A atendente já havia lido algo do escritor e tinha gostado. Aliás, lembrou que o filho dele cursava direito na mesma sala e sempre compartilhava os textos do seu blog nos grupos virtuais da turma da faculdade. Achava interessantes os contos que ele escrevia.
“O senhor encontrou tudo que precisava?”, Marcela perguntou após passar todos os produtos e com certa admiração.
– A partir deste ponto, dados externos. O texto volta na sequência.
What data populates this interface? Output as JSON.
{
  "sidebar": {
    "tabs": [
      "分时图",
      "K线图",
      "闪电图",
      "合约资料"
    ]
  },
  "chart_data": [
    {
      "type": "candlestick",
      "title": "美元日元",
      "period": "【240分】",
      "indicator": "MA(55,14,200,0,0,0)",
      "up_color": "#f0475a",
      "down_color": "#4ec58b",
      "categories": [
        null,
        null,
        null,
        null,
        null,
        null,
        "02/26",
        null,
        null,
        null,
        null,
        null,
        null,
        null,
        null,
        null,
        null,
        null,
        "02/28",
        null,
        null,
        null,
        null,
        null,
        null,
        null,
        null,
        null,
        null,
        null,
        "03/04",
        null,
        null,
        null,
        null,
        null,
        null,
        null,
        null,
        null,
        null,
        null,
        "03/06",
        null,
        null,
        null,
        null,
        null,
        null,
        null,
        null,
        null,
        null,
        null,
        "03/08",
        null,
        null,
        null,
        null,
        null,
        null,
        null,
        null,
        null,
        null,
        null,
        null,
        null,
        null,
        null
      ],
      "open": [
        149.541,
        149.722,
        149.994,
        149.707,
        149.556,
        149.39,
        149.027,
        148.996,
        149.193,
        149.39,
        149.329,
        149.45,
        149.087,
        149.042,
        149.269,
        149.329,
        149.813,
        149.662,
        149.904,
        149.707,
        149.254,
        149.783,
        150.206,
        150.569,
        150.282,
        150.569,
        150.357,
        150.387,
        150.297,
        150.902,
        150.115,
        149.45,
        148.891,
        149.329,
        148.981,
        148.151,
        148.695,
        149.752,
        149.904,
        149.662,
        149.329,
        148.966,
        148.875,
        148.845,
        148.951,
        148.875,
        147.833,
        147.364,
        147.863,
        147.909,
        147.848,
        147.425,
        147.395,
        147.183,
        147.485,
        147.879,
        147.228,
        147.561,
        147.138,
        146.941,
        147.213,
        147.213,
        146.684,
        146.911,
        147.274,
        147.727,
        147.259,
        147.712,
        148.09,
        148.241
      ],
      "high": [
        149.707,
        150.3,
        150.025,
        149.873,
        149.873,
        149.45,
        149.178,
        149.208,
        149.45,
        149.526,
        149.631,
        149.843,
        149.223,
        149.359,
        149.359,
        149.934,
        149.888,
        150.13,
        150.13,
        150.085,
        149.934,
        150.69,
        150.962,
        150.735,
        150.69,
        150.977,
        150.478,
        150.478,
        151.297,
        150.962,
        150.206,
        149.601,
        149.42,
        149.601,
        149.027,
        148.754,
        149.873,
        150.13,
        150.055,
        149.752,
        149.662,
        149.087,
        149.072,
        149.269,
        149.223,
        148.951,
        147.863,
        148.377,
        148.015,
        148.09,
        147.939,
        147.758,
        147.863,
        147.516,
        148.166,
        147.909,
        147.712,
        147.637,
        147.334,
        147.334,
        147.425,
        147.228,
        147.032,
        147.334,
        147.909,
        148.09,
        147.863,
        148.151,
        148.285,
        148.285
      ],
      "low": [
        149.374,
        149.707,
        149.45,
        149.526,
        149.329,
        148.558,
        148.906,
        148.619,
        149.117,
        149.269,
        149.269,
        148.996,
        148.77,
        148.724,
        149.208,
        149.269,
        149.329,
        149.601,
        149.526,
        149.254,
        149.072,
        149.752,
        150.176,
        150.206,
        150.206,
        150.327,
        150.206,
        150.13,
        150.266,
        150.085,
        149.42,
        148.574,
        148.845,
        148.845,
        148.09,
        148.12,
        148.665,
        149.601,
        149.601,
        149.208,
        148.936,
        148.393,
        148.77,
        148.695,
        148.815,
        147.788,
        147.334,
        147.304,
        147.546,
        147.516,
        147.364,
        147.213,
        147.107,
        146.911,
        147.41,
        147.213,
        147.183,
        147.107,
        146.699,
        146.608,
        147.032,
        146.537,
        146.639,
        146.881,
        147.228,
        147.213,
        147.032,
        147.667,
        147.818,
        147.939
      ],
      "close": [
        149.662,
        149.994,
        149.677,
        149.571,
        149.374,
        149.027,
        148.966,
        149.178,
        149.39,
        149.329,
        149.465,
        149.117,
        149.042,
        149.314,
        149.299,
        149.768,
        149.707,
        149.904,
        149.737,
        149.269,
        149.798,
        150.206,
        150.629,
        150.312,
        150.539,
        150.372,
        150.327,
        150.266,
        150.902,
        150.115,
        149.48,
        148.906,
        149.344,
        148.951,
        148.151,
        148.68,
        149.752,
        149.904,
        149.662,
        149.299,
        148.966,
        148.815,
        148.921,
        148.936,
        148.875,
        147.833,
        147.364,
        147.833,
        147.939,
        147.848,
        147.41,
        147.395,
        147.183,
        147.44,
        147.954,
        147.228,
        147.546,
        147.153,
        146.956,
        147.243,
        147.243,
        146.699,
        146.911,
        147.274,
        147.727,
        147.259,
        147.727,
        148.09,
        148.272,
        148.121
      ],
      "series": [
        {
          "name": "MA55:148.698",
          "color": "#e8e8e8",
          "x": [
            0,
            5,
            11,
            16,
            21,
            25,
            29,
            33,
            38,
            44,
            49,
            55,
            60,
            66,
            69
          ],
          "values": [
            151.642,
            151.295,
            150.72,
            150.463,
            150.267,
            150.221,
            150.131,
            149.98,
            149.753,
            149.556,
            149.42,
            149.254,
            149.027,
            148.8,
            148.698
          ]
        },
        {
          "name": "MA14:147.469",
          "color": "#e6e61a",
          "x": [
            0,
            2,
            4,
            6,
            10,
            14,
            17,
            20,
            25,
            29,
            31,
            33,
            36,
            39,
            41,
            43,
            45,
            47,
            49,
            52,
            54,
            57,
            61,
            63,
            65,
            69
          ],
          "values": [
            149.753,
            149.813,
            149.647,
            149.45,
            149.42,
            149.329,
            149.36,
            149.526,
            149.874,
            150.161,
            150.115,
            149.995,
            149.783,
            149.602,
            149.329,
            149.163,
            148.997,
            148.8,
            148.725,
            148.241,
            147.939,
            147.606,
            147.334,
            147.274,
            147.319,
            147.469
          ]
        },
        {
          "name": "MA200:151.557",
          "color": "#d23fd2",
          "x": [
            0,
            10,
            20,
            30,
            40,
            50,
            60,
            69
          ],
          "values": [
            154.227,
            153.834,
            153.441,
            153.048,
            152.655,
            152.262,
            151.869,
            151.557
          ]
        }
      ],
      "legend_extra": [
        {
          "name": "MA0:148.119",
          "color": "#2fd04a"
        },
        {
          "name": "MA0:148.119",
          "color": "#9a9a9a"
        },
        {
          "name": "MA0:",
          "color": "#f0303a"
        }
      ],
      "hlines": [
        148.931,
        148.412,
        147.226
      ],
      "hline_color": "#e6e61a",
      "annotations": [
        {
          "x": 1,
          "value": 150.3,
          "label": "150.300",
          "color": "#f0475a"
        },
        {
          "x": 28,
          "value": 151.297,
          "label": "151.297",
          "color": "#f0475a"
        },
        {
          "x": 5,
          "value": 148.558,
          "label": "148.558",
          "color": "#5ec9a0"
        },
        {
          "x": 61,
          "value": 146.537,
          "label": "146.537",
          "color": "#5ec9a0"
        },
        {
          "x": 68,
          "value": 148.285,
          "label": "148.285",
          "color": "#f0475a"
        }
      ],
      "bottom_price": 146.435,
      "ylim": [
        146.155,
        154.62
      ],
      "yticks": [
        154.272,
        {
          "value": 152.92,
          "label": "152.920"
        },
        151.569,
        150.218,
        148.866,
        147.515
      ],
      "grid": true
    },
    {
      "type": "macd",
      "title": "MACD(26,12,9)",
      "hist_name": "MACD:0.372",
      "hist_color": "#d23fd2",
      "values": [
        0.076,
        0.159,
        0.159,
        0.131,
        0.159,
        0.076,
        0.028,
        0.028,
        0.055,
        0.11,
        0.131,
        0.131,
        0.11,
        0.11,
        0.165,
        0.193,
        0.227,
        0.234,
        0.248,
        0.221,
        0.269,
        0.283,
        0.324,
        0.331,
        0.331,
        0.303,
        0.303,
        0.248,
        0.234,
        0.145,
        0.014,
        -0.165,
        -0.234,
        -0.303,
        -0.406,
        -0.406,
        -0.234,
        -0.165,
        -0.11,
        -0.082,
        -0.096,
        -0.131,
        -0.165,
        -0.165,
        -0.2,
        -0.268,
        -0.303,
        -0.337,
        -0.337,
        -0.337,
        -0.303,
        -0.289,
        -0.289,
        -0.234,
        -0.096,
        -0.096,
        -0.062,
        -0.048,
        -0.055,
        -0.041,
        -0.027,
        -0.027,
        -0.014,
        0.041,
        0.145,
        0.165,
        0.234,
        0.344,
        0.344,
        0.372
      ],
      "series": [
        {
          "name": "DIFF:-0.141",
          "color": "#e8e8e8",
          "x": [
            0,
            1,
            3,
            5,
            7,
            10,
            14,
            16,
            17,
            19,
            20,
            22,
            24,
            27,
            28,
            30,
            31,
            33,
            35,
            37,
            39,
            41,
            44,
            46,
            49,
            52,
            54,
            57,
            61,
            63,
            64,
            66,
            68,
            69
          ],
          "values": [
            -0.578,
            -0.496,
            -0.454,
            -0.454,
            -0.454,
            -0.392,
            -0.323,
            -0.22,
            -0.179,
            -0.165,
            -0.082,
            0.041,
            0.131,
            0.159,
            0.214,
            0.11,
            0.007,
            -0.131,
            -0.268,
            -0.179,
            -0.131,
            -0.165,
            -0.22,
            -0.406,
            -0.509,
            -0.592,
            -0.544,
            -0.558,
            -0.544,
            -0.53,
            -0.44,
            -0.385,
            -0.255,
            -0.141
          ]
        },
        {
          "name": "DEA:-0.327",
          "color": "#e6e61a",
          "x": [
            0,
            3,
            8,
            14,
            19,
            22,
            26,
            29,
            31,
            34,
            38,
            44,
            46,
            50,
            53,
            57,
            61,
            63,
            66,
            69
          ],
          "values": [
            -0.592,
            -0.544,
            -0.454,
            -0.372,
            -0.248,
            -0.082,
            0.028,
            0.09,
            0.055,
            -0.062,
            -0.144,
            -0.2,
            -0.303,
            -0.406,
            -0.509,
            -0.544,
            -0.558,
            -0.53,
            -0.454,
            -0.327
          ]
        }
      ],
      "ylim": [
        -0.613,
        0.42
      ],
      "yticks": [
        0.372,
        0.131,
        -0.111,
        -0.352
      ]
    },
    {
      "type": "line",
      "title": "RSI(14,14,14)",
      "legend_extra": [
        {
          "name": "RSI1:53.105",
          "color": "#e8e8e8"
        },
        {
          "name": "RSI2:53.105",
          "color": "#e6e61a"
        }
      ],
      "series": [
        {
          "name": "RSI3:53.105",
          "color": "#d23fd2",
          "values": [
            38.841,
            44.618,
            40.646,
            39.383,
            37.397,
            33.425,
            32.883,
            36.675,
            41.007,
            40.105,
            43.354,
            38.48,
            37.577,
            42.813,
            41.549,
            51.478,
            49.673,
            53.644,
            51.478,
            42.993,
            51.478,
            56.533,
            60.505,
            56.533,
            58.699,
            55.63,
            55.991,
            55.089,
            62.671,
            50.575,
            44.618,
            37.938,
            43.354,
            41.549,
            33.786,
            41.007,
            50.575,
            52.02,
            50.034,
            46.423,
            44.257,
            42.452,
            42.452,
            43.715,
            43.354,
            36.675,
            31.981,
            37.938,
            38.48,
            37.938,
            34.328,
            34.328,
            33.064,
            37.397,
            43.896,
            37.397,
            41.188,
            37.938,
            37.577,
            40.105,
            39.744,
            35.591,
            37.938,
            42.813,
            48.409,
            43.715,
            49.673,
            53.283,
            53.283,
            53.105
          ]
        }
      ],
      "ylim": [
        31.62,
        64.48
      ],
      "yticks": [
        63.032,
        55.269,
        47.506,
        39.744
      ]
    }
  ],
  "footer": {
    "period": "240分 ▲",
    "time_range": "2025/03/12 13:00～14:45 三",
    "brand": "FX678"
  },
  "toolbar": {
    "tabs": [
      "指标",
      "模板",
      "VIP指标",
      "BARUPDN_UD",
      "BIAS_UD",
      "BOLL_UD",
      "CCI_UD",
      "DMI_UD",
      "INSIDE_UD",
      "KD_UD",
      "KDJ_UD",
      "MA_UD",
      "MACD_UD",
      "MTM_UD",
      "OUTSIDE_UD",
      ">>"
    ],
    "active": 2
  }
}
“Como diria minha amiga e escritora Aden Leonardo: encontrei, mas não posso pagar, aí vai só isso mesmo.” Respondeu o escritor, despertando um sorriso sincero nela e pagando a conta com o cartão de crédito de sua mulher.
O casal saiu carregando as sacolas plásticas e antes que se afastassem muito a atendente o surpreendeu ao chamá-lo.
“Senhor, senhor…”, ele se voltou para ela. “Um dia você conta minha história?”, pediu.
Sobre os olhares de alguns curiosos, sorriu respondendo.
“Pode deixar. Conto sim.”
[1] Méliuz é uma startup brasileira, criada em 2011, que disponibiliza gratuitamente em sua plataforma cupons de desconto de lojas online e devolve ao consumidor, em dinheiro, parte do valor gasto em compras direto na conta bancária.